Arion sudah kembali sepuluh menit yang lalu. Setelah mengantarnya ke gerbang, aku kembali ke ruang makan dan mulai membereskan meja makan, membawa piring serta gelas kotor ke dapur. Di ruang tengah, Mama masih menonton berita di tv sementara Papa sudah masuk ke kamar. Mungkin Papa mau istirahat setelah lelah seharian tadi bertemu teman-temannya. Kak Dani belum terlihat sama sekali. Sepertinya dia belum pulang jam segini. Biasanya juga begitu.

Sambil mencuci piring, sesekali aku tersenyum lalu buru-buru menggelengkan kepala. Ancaman dan pujian Arion bergantian melintas di kepala. Ah, aku seperti orang gila kalau begini sampai tidak mengetahui, jika Mama sejak tadi memperhatikan gerak-gerikku di dapur.

"Kamu, tuh, ya, suka bikin Mama bingung tiga hari ini. Sekarang malah senyum-senyum gitu. Kamu ini sebenarnya kenapa, sih?" Pertanyaan Mama jelas saja membuatku hampir melepaskan piring yang berada di tangan dan jatuh ke sink. Untung saja bisa kutahan. Duh, malunya kepergok Mama. Semoga Mama tidak berpikir anaknya sudah jatuh cinta, karena itu masih sangat jauh dari impian.

"Mama, ih, kagetin aja. Senyum salah, melamun salah," kataku sebagai bentuk protes.

"Kamu ada masalah apa? Nggak biasanya kamu begini. Ayo, ngomong ke Mama." Mama memaksaku untuk berterus terang apa yang selama tiga hari ini membebani pikiranku. Selama ini jika ada masalah, aku selalu membaginya ke Mama. Namun, masalah ini rasanya sangat berat karena menyangkut keluarga kami. Juga khawatir Mama akan kepikiran dengan apa yang nanti aku ceritakan padanya. Dan bisa jadi, info yang kusampaikan akan diteruskan Mama ke Tante Elis, lalu keluarga jadi heboh. Ini yang kuhindari. Maunya aku, pelan-pelan saja sambil kami mencari solusinya. Kalau langsung heboh, yang ada akan saling menyalahkan. Walaupun aku tahu, apa yang disampaikan Rannu tempo hari tidak selamanya bisa aku keep.

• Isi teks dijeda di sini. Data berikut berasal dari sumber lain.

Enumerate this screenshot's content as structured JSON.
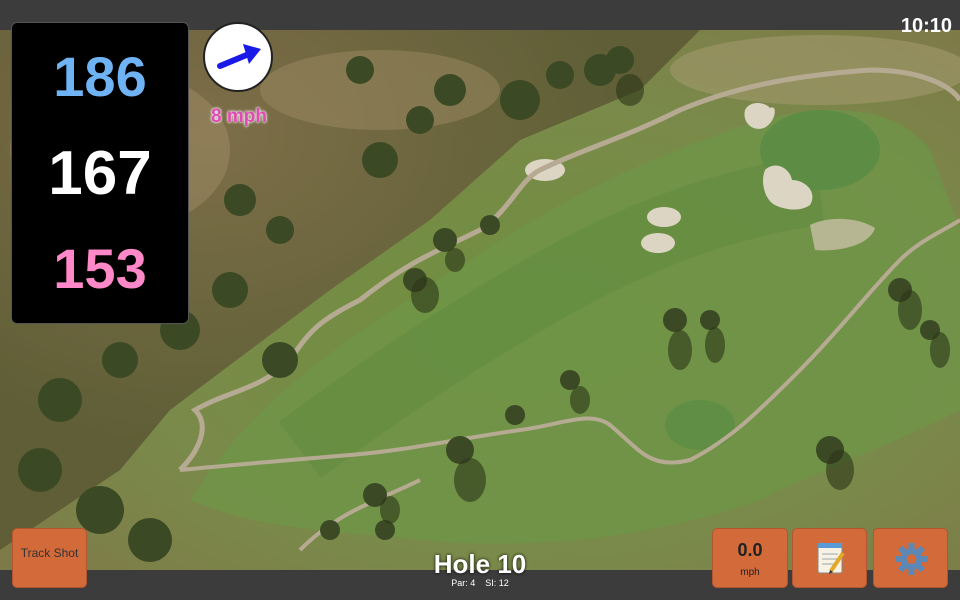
{
  "status": {
    "time": "10:10"
  },
  "distances": {
    "back": "186",
    "middle": "167",
    "front": "153"
  },
  "wind": {
    "speed": "8 mph",
    "icon": "wind-direction-arrow-icon"
  },
  "hole": {
    "title": "Hole 10",
    "par": "Par: 4",
    "si": "SI: 12"
  },
  "buttons": {
    "track_shot": "Track Shot",
    "speed_value": "0.0",
    "speed_unit": "mph",
    "notes_icon": "notepad-icon",
    "settings_icon": "gear-icon"
  },
  "colors": {
    "back_distance": "#6fb3f5",
    "middle_distance": "#ffffff",
    "front_distance": "#ff88c8",
    "wind_text": "#e04ab4",
    "button": "#d26a3a"
  }
}
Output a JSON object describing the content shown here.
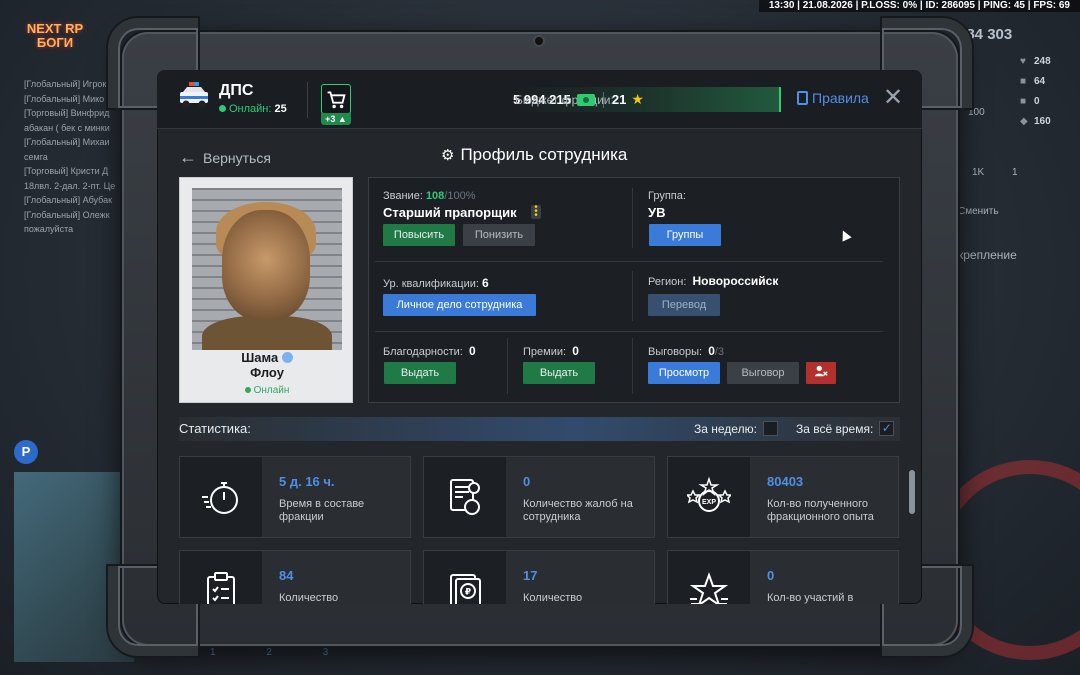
{
  "hud": {
    "topbar": "13:30 | 21.08.2026 | P.LOSS: 0% | ID: 286095 | PING: 45 | FPS: 69",
    "logo_line1": "NEXT RP",
    "logo_line2": "БОГИ",
    "money": "884 303",
    "stats": [
      "248",
      "64",
      "0",
      "160"
    ],
    "stat_100": "100",
    "chat": [
      "[Глобальный] Игрок",
      "[Глобальный] Мико",
      "[Торговый] Винфрид",
      "абакан ( бек с минки",
      "[Глобальный] Михаи",
      "семга",
      "[Торговый] Кристи Д",
      "18лвл. 2-дал. 2-пт. Це",
      "[Глобальный] Абубак",
      "[Глобальный] Олежк",
      "пожалуйста"
    ],
    "side_1k": "1K",
    "side_1": "1",
    "side_change": "Сменить",
    "side_pin": "креплениe",
    "parking": "P",
    "slots": "1 2 3"
  },
  "header": {
    "faction": "ДПС",
    "online_label": "Онлайн:",
    "online_count": "25",
    "cart_badge": "+3",
    "budget_label": "Бюджет фракции:",
    "budget_value": "5 994 215",
    "stars_value": "21",
    "rules_label": "Правила"
  },
  "nav": {
    "back_label": "Вернуться",
    "title": "Профиль сотрудника"
  },
  "profile": {
    "name_first": "Шама",
    "name_last": "Флоу",
    "status": "Онлайн"
  },
  "info": {
    "rank_label": "Звание:",
    "rank_points": "108",
    "rank_max": "/100%",
    "rank_name": "Старший прапорщик",
    "promote_btn": "Повысить",
    "demote_btn": "Понизить",
    "group_label": "Группа:",
    "group_value": "УВ",
    "groups_btn": "Группы",
    "qual_label": "Ур. квалификации:",
    "qual_value": "6",
    "personal_file_btn": "Личное дело сотрудника",
    "region_label": "Регион:",
    "region_value": "Новороссийск",
    "transfer_btn": "Перевод",
    "thanks_label": "Благодарности:",
    "thanks_value": "0",
    "thanks_btn": "Выдать",
    "bonus_label": "Премии:",
    "bonus_value": "0",
    "bonus_btn": "Выдать",
    "reprimand_label": "Выговоры:",
    "reprimand_value": "0",
    "reprimand_max": "/3",
    "view_btn": "Просмотр",
    "reprimand_btn": "Выговор"
  },
  "stats": {
    "title": "Статистика:",
    "week_label": "За неделю:",
    "all_label": "За всё время:",
    "week_checked": false,
    "all_checked": true,
    "cards": [
      {
        "value": "5 д. 16 ч.",
        "desc": "Время в составе фракции",
        "icon": "stopwatch-icon"
      },
      {
        "value": "0",
        "desc": "Количество жалоб на сотрудника",
        "icon": "complaint-icon"
      },
      {
        "value": "80403",
        "desc": "Кол-во полученного фракционного опыта",
        "icon": "exp-icon"
      },
      {
        "value": "84",
        "desc": "Количество",
        "icon": "clipboard-icon"
      },
      {
        "value": "17",
        "desc": "Количество",
        "icon": "ruble-document-icon"
      },
      {
        "value": "0",
        "desc": "Кол-во участий в",
        "icon": "star-icon"
      }
    ]
  },
  "colors": {
    "accent_blue": "#4f8fe6",
    "accent_green": "#2ecc71",
    "danger_red": "#b3302c"
  }
}
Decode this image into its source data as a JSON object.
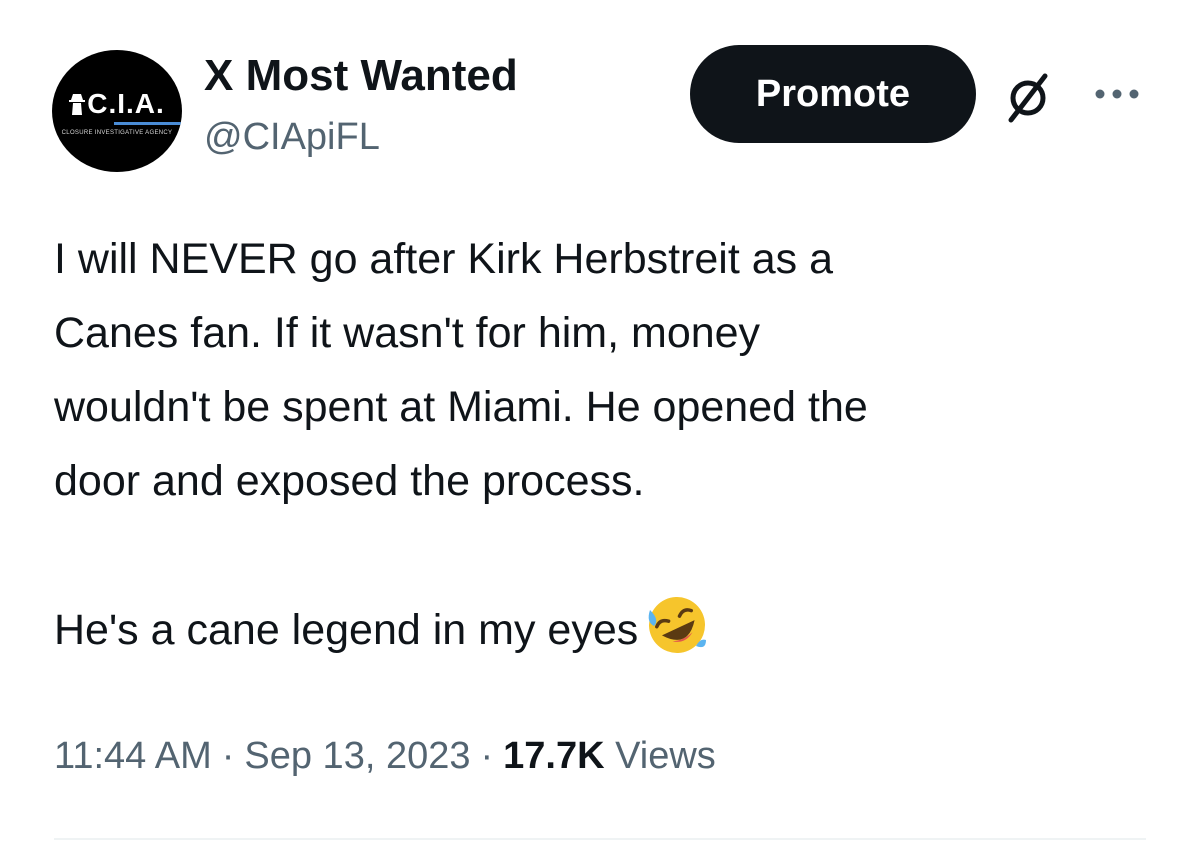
{
  "author": {
    "display_name": "X Most Wanted",
    "handle": "@CIApiFL",
    "avatar": {
      "logo_text": "C.I.A.",
      "subtitle": "CLOSURE INVESTIGATIVE AGENCY",
      "background": "#000000",
      "accent": "#4a8cd6"
    }
  },
  "header_actions": {
    "promote_label": "Promote",
    "grok_icon": "grok-slash-icon",
    "more_icon": "more-horizontal-icon"
  },
  "tweet": {
    "paragraph_1": "I will NEVER go after Kirk Herbstreit as a\nCanes fan. If it wasn't for him, money\nwouldn't be spent at Miami. He opened the\ndoor and exposed the process.",
    "paragraph_2": "He's a cane legend in my eyes",
    "emoji": "rolling-on-the-floor-laughing-emoji"
  },
  "meta": {
    "time": "11:44 AM",
    "separator": "·",
    "date": "Sep 13, 2023",
    "views_count": "17.7K",
    "views_label": "Views"
  },
  "colors": {
    "text_primary": "#0f1419",
    "text_secondary": "#536471",
    "button_bg": "#0f1419",
    "divider": "#eff3f4"
  }
}
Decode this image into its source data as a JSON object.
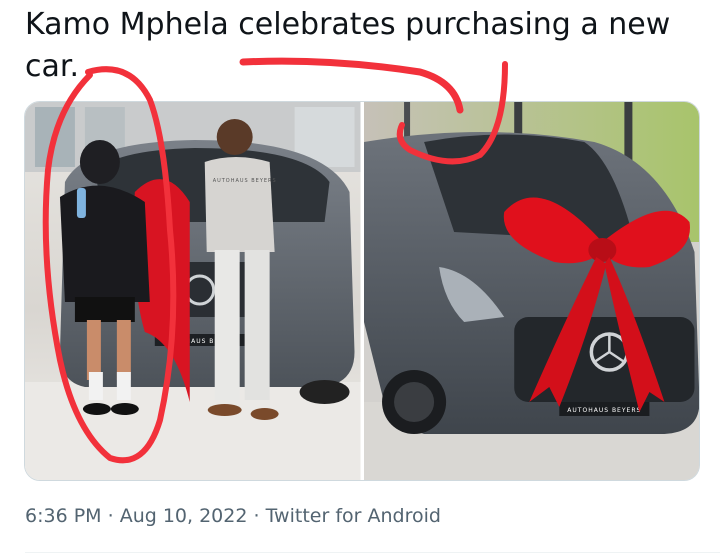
{
  "tweet": {
    "text": "Kamo Mphela celebrates purchasing a new car.",
    "media": [
      {
        "name": "photo-left"
      },
      {
        "name": "photo-right"
      }
    ],
    "image_lettering": {
      "shirt": "AUTOHAUS BEYERS",
      "plate_left": "AUTOHAUS BEYERS",
      "plate_right": "AUTOHAUS BEYERS"
    },
    "timestamp": {
      "time": "6:36 PM",
      "separator": "·",
      "date": "Aug 10, 2022",
      "source": "Twitter for Android"
    }
  },
  "colors": {
    "text": "#0f1419",
    "meta": "#536471",
    "annotation_red": "#f2313b",
    "bow_red": "#e0101c",
    "car_grey": "#5a6068"
  }
}
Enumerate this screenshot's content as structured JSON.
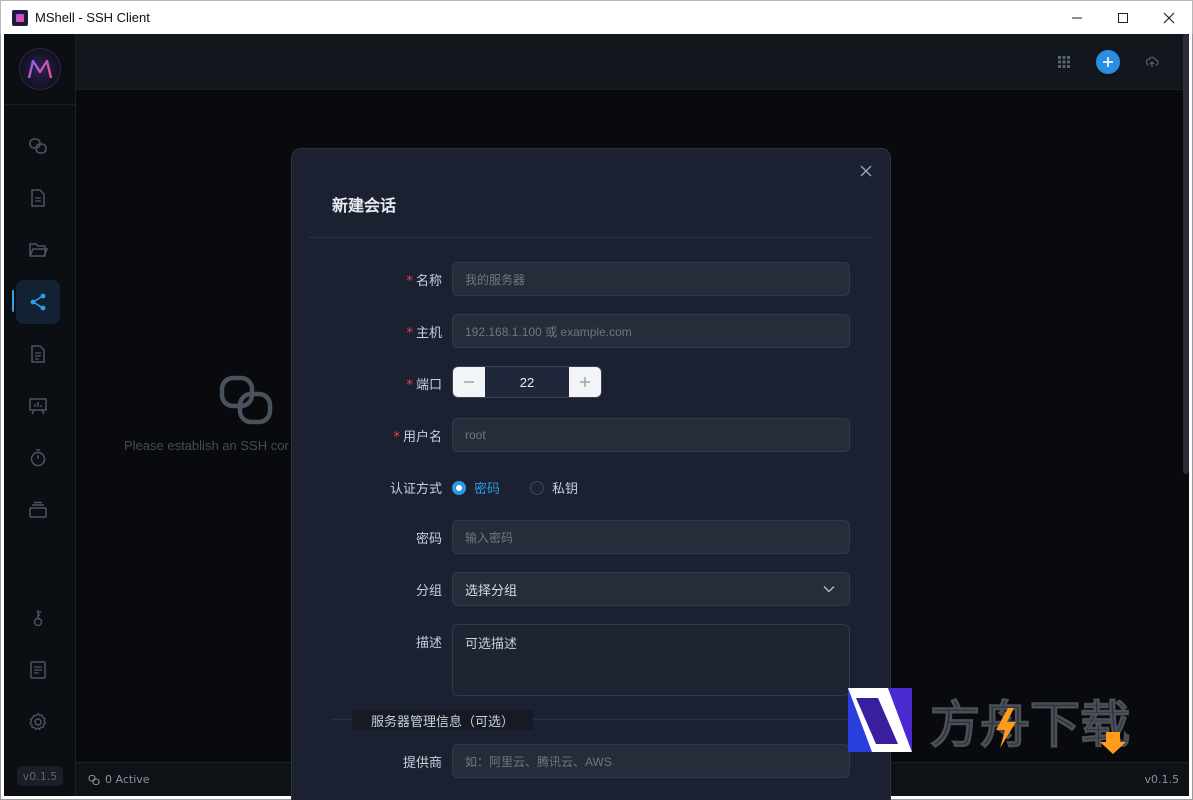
{
  "window": {
    "title": "MShell - SSH Client"
  },
  "sidebar": {
    "version": "v0.1.5",
    "items": [
      {
        "icon": "link-icon"
      },
      {
        "icon": "file-icon"
      },
      {
        "icon": "folder-icon"
      },
      {
        "icon": "share-icon",
        "active": true
      },
      {
        "icon": "document-icon"
      },
      {
        "icon": "presentation-icon"
      },
      {
        "icon": "timer-icon"
      },
      {
        "icon": "layers-icon"
      },
      {
        "icon": "key-icon"
      },
      {
        "icon": "notes-icon"
      },
      {
        "icon": "settings-icon"
      }
    ]
  },
  "main": {
    "empty_text": "Please establish an SSH cor"
  },
  "status": {
    "active": "0 Active",
    "version": "v0.1.5"
  },
  "modal": {
    "title": "新建会话",
    "fields": {
      "name": {
        "label": "名称",
        "placeholder": "我的服务器"
      },
      "host": {
        "label": "主机",
        "placeholder": "192.168.1.100 或 example.com"
      },
      "port": {
        "label": "端口",
        "value": "22"
      },
      "username": {
        "label": "用户名",
        "placeholder": "root"
      },
      "auth": {
        "label": "认证方式",
        "options": [
          "密码",
          "私钥"
        ],
        "selected": "密码"
      },
      "password": {
        "label": "密码",
        "placeholder": "输入密码"
      },
      "group": {
        "label": "分组",
        "value": "选择分组"
      },
      "description": {
        "label": "描述",
        "value": "可选描述"
      },
      "provider": {
        "label": "提供商",
        "placeholder": "如：阿里云、腾讯云、AWS"
      }
    },
    "section_legend": "服务器管理信息（可选）"
  },
  "watermark": {
    "text": "方舟下载"
  },
  "colors": {
    "accent": "#2a9be0",
    "required": "#e5484d",
    "modal_bg": "#1b2130"
  }
}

Aku meletakan piring dan gelas ke rak kemudian mengelap tanganku, lalu bersandar didekat sink menghadapkan badanku ke Mama.

"Kalau aku beritahu Mama sesuatu, Mama jangan kaget ya."

"Sesuatu apa? Ada yang nyakitin kamu? Kamu ada masalah berat, Sandri?" Tuh, kan, Mama sudah heboh saja. Mata Mama menatapku penuh selidik. Mama di mataku adalah seorang ibu yang sangat demokratis. Tidak memaksakan kehendak, tetapi selalu memberikan alasan yang tepat untuk nasihat yang disampaikan ke kami. Begitu juga akibatnya kalau kami mengabaikan nasihatnya. Beliau tidak langsung menyalahkan, melainkan mengutarakan efek dari perbuatan kami. Kami juga bisa adu argumen yang tentunya harus disertai data yang akurat, agar agumen kami bisa diterima oleh Mama. Kalau Papa, beda lagi. Beliau sangat tegas jika kami berbuat kesalahan. Ibaratnya hitam dan putihnya sudah jelas.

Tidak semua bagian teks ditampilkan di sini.